We strongly encourage the reader to convince themselves of our conclusions and to replicate this analysis by completing the related question in the exercises.

8.2 Exercises

  1. What are the coordinates of the vector \(\x=\pm 4\\3 \mp\) in the basis \(\left\lbrace\pm -1\\-1 \mp , \pm 1\\-1 \mp \right\rbrace\)? Draw a picture to make sure your answer lines up with intuition.
  2. In the following picture what would be the signs (+/-) of the coordinates of the green point in the basis \(\{\v_1, \v_2\}\)? Pick another point at random and answer the same question for that point.
  3. Write the orthonormal basis vectors from exercise 1 as linear combinations of the original elementary basis vectors.
  4. What is the length of the orthogonal projection of \(\a_1\) onto \(\v_1\)?

  5. Interpret the following Nonnegative Factor Output for a term-document matrix of a small collection of text documents, answering the following questions:
    1. What meaning (theme/topic) would you give to each of the three factors?
    2. What is the dominant factor (theme/topic) for each document?
    3. What is the loading of the word baseball on Factor 2?
    4. What is the coordinate/score of document 5 along Factor 3?

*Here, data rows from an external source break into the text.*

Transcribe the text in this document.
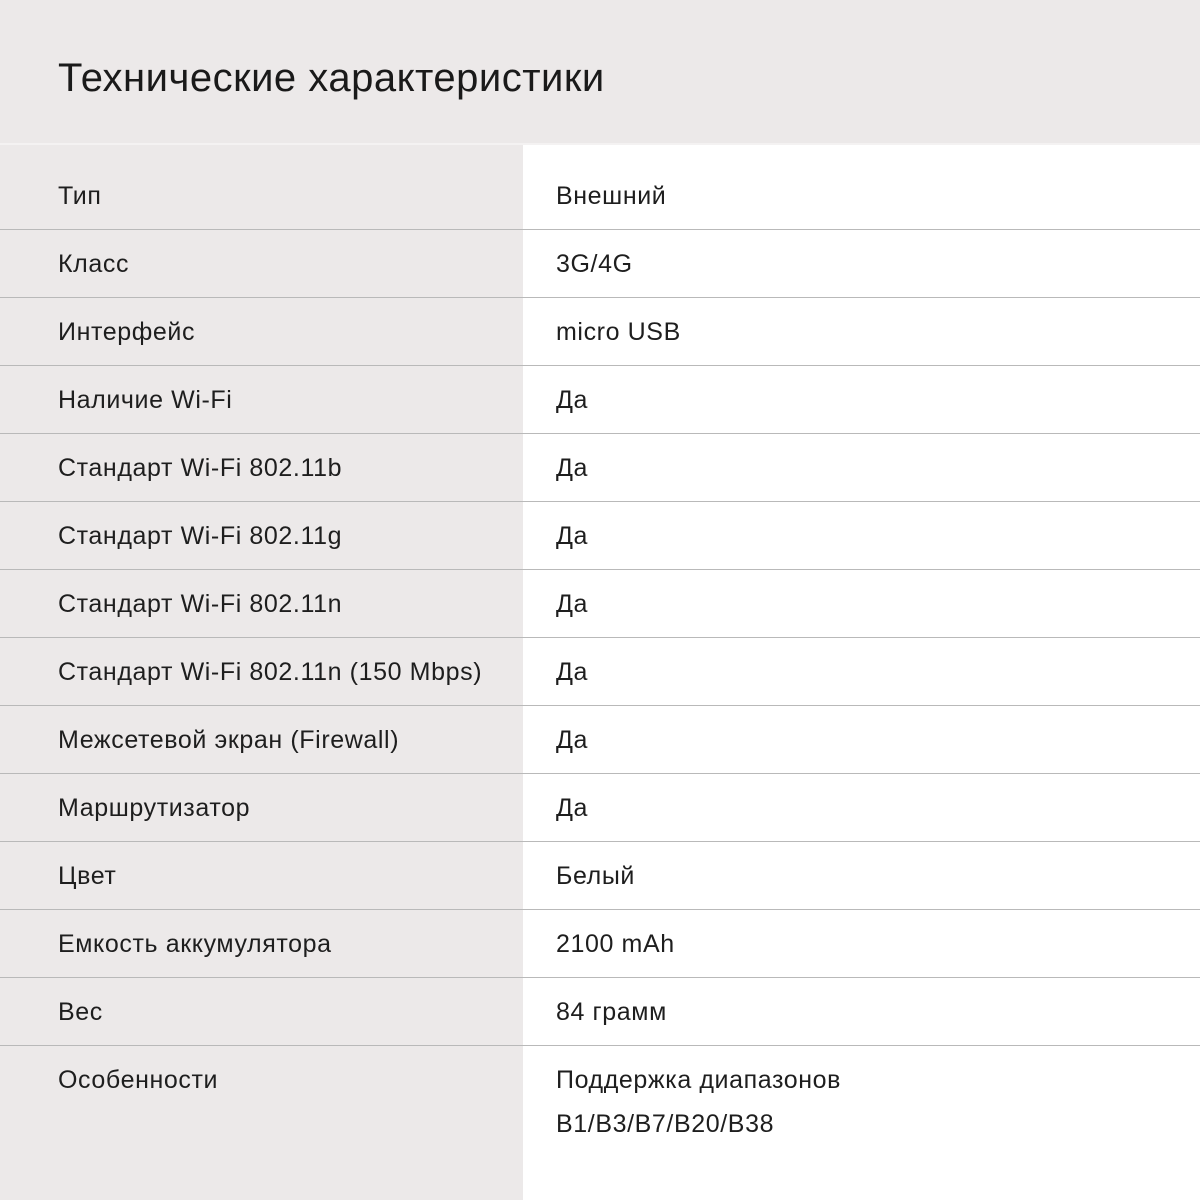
Технические характеристики
Тип	Внешний
Класс	3G/4G
Интерфейс	micro USB
Наличие Wi-Fi	Да
Стандарт Wi-Fi 802.11b	Да
Стандарт Wi-Fi 802.11g	Да
Стандарт Wi-Fi 802.11n	Да
Стандарт Wi-Fi 802.11n (150 Mbps)	Да
Межсетевой экран (Firewall)	Да
Маршрутизатор	Да
Цвет	Белый
Емкость аккумулятора	2100 mAh
Вес	84 грамм
Особенности	Поддержка диапазонов
B1/B3/B7/B20/B38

    \[\begin{equation*} \begin{array}{rc} & \begin{array}{ccc} Factor1 & Factor2 & Factor 3\end{array} \\ \begin{array}{c} baseball \\ pitcher \\ mound \\ player \\ coach \\ soccer \\ world \\ fifa \\ cup \\ canada \\ womens \\ USA \\ olympics \\ medal \\ gold \\ phelps \end{array} & \left( \begin{array}{ccc} \quad 1.9 \quad &\quad 0 \quad &\quad 0\quad \cr \quad 2.6 \quad &\quad 0 \quad &\quad 0.1\quad \cr \quad 1.1 \quad &\quad 0.0 \quad &\quad 0\quad \cr \quad 1.5 \quad &\quad 0.1 \quad & \quad 0\quad \cr \quad 1.3 \quad &\quad 0.8 \quad &\quad 0.8 \quad \cr \quad 0 \quad &\quad 2.2 \quad &\quad 0 \quad \cr \quad 0.1 \quad &\quad 1.7 \quad &\quad 0.5 \quad \cr \quad 0 \quad &\quad 2.3 \quad &\quad 0 \quad \cr \quad 0 \quad &\quad 1.6 \quad &\quad 0.1\quad \cr \quad 0.2 \quad &\quad 1.9 \quad &\quad 0.5 \quad \cr \quad 0 \quad &\quad 1.8 \quad &\quad 0.7\quad \cr \quad 0.1 \quad &\quad 2.0 \quad &\quad 2.3 \quad \cr \quad 0 \quad &\quad 0.2 \quad &\quad 2.8 \quad \cr \quad 0 \quad &\quad 0.1 \quad &\quad 2.2 \quad \cr \quad 0 \quad &\quad 0 \quad &\quad 1.8 \quad \cr \quad 0 \quad &\quad 0 \quad &\quad 1.6 \quad \end{array}\right) \end{array} \begin{array}{c} \begin{array}{ccccc} doc1 & doc2 & doc3 & doc4 & doc5 \end{array} \\ \left( \begin{array}{ccccc} \; 3.2\; &\; 2.7 \; &\; 0 \; &\; 0.2 \; & \; 0.1\; \cr \; 0.1\; &\; 0.1 \; &\; 2.5 \; &\; 2.1 \; & \; 0.3\; \cr \; 0.2\; &\; 0 \; &\; 0.2 \; &\; 0.1 \; & \; 2.9\; \end{array}\right) \end{array} \end{equation*}\]

List of Key Terms

  • basis vectors
  • orthonormal basis
  • coordinates in different bases

References

[55]
D. D. Lee and H. S. Seung, “Learning the parts of objects by non-negative matrix factorization,” Nature, vol. 401, no. 6755, pp. 788–91, 1999.